In the next rooms, Barbie’s balcony and bedroom, Leila showed us more of what seemed to be an endless parade of pink. The balcony’s towel cabinet was full of dolls, and there were a dozen dolls showcased on the bedroom wall. Barbie’s bed was a solid block somebody had painted pink.
“Are there any pillows?” I asked as the three of us lay on the bed.
“They’re right there,” Leila said, pointing at pillows painted on.
“Oh my God!” Melanie shouted. “I had those bedsheets as a kid. Those are the bedsheets that were in my Dream House.”
“Right?” Leila said. “Where was this when we were kids?”
“What do you usually do with the kids you give tours in this room?” I asked.
Photo courtesy Marc Serota/Mattel
“We play ‘Barbie, Ken, Sparkle,’” she said. She explained this was a game where kids flex their muscles when she says, “Ken,” strike any pose they like when she says, “Barbie,” and make spirit fingers when she says “Sparkle.” I struggled not to laugh; Melanie smiled and asked Leila how she could apply to work at Barbie’s Dream House. She then followed Leila to the Glitterizer, a massive life-size doll box.
“What’s this for?” I asked as I stepped inside the Gitterizer.
“Barbie steps in every morning to glitterize,” replied Leila. Oh. I opened the box and walked in with Melanie, expecting glitter to cover me but nothing happened.
“Where’s the glitter?” I asked.
“It’s a photo-op for the kids that visit,” Leila explained. Suddenly, it dawned on me that I had been lied to—visitors could take photos. Barbie’s publicist had just fooled me into not taking photos.
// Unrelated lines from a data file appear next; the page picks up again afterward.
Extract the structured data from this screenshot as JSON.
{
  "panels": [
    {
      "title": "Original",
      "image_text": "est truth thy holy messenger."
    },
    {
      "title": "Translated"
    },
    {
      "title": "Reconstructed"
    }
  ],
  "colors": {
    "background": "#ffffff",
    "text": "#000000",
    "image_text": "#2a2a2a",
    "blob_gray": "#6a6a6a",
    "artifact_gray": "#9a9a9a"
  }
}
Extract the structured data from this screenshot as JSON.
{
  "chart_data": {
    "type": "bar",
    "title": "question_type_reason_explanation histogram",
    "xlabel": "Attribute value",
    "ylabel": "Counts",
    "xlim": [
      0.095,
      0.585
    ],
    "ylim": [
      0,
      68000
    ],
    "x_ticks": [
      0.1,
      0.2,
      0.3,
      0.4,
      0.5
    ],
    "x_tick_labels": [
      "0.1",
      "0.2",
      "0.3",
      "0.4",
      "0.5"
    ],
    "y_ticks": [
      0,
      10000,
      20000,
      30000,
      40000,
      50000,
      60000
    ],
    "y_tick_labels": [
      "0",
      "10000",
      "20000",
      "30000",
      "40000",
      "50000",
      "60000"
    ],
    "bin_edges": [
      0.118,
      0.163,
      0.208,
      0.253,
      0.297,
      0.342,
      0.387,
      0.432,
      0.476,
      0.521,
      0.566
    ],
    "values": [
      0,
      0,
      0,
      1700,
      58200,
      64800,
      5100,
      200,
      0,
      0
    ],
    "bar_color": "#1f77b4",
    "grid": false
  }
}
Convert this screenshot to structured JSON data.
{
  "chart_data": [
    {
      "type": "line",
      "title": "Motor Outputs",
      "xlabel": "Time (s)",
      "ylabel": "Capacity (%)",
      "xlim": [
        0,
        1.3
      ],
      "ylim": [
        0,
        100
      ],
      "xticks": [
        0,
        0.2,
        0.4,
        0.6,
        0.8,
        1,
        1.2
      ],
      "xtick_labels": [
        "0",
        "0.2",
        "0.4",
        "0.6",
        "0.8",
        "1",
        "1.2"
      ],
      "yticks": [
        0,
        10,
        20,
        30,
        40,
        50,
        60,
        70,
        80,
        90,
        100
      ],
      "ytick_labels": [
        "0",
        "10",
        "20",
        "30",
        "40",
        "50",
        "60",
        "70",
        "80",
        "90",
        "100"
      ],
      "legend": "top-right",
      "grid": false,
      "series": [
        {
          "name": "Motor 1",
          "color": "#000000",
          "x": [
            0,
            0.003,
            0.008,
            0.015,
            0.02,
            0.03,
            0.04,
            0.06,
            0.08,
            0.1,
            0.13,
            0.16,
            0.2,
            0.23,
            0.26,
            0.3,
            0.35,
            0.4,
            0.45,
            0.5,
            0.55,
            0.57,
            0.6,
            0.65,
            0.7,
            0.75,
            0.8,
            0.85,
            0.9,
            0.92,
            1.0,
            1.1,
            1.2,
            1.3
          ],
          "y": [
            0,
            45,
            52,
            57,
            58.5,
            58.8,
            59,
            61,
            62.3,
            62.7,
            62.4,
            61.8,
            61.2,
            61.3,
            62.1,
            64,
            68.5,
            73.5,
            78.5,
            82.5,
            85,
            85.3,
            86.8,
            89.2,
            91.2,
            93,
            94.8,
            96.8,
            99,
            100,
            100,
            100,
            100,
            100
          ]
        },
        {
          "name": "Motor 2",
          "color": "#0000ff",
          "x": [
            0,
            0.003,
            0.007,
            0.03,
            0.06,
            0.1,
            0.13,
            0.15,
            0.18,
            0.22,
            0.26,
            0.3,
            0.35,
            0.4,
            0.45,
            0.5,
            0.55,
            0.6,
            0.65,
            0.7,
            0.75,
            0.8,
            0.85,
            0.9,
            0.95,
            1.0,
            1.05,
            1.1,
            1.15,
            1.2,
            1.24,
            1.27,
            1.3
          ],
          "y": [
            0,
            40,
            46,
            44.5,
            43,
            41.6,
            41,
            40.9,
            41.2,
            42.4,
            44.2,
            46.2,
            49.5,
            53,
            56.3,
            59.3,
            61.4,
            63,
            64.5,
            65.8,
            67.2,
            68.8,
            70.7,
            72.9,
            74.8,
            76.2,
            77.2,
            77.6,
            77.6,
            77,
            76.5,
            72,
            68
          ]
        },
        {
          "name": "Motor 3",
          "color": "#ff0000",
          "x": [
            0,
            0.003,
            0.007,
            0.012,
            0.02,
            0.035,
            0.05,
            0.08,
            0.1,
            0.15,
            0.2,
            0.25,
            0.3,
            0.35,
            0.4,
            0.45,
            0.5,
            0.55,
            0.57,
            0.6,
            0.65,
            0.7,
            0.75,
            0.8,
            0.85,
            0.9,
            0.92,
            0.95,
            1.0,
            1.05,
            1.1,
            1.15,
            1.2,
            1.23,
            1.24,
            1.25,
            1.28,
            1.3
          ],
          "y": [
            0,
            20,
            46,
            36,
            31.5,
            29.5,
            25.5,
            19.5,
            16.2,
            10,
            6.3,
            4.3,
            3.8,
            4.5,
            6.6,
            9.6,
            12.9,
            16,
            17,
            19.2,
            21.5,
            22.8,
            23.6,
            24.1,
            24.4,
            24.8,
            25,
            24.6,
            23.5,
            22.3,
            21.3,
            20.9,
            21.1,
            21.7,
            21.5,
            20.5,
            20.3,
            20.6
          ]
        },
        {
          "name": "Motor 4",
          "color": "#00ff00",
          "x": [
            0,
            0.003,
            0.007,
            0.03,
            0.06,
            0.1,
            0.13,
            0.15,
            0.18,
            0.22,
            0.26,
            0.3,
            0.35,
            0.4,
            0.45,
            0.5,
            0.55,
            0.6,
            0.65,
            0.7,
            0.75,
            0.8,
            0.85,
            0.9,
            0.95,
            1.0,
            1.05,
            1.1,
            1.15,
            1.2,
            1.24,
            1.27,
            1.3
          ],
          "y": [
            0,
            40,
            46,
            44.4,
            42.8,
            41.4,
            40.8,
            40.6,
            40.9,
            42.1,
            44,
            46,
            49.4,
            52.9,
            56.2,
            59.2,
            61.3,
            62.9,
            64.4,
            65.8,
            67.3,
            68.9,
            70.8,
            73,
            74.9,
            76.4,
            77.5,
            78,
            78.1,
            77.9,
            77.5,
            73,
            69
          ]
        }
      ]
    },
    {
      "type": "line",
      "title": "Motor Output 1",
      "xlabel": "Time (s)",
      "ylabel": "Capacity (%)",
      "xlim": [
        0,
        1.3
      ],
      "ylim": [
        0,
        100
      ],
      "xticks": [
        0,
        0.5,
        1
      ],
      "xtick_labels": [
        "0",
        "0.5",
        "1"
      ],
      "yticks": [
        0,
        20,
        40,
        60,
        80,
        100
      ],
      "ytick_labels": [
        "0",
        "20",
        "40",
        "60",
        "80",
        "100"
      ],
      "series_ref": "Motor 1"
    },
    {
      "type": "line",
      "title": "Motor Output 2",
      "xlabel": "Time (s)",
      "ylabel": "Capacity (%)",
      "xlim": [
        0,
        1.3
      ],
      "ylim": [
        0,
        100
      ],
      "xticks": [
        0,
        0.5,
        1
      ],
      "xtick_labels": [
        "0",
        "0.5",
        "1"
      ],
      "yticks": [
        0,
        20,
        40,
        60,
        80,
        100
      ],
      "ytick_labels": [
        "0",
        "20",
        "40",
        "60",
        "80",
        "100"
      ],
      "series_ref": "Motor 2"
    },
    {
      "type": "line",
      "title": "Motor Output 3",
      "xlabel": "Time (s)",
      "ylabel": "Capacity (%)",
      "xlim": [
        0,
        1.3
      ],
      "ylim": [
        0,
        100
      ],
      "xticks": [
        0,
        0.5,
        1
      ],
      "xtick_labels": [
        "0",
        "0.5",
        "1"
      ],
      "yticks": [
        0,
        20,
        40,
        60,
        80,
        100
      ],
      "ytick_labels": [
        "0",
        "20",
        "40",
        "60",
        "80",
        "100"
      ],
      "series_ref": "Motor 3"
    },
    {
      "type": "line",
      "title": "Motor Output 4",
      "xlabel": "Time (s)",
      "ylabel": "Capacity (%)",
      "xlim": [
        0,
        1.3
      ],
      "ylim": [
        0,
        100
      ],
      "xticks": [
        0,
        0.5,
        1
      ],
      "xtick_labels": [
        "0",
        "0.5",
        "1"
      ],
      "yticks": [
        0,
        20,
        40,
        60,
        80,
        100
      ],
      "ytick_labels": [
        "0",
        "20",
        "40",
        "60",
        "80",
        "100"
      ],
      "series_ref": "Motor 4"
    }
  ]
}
But Melanie didn’t notice this, or didn’t care. She followed Leila into Barbie’s bathroom, where Barbie’s pet dolphin Flippy stuck his head out of the toilet, and then her closet. I expected the closet to be a life-size replica of Mariah Carey’s closet as seen on Cribs, but with the exception of ballerina clothes that could only fit on a toddler (and are probably for sale at Toys R Us), the closet only had dolls and accessories. Barbie’s interior decorator had installed mirrors on the end of the two walls that made up the room to make the closet look never-ending—a metaphor, I thought, for how all this pink glamour was a corporate mirage.
Yet Melanie still bought into the shtick. She stood with Leila in front of a mirror playing an interactive game that fits imaginary clothes on your body, smiling as if their dream, not Mattel’s, had come true. I followed the girls into Barbie’s plane, a white room that smelled like a decade-old fart and had yet another flat screen and two fake plane windows painted on the wall.
On the screen, Barbie told us we were going to her entertainment island, a private property in the shape of a heart where Barbie takes care of her jobs. I thought this would mean the roughly 1,000 jobs Barbie had obtained after over 50 years of leaning in. The white wall opened onto a display of Barbie’s biggest accomplishments, including becoming a rock star (in 1986) and President of the United States (2000).
“What do the girls do here?” I asked Leila.
“This is where they learn to model!” She led us across the pink room to a black curtain, which she parted, revealing a group of six-year-old girls learning how to catwalk down a white stage. “The girls get to choose their own makeup,” she said, gesturing at another employee putting children’s makeup on her face in the mirror reserved for elementary school girls. Children’s makeup. This was more terrifying than the Haunted Mansion could ever hope to be. Leila turned away from the curtain and walked across the room to lead us to the exit through the gift shop.
I want to say that Barbie’s Dream House was a feminist inspiration, that behind the pink there was a core of inner beauty, but it was really just an interactive advertisement for internet videos and souvenirs, like an EDM fest for tween girls. It wasn’t even pop culture. It was just pop—a plastic pink promotion for a plastic doll that told girls they had to be plastic too.
Walking back to my mom’s BMW, Melanie wondered aloud why she had asked for a job application. “I would never work there,” she said. “What was I thinking? Those pink and blue lights were so dreamy. You know, they were just like pink strip club lights.”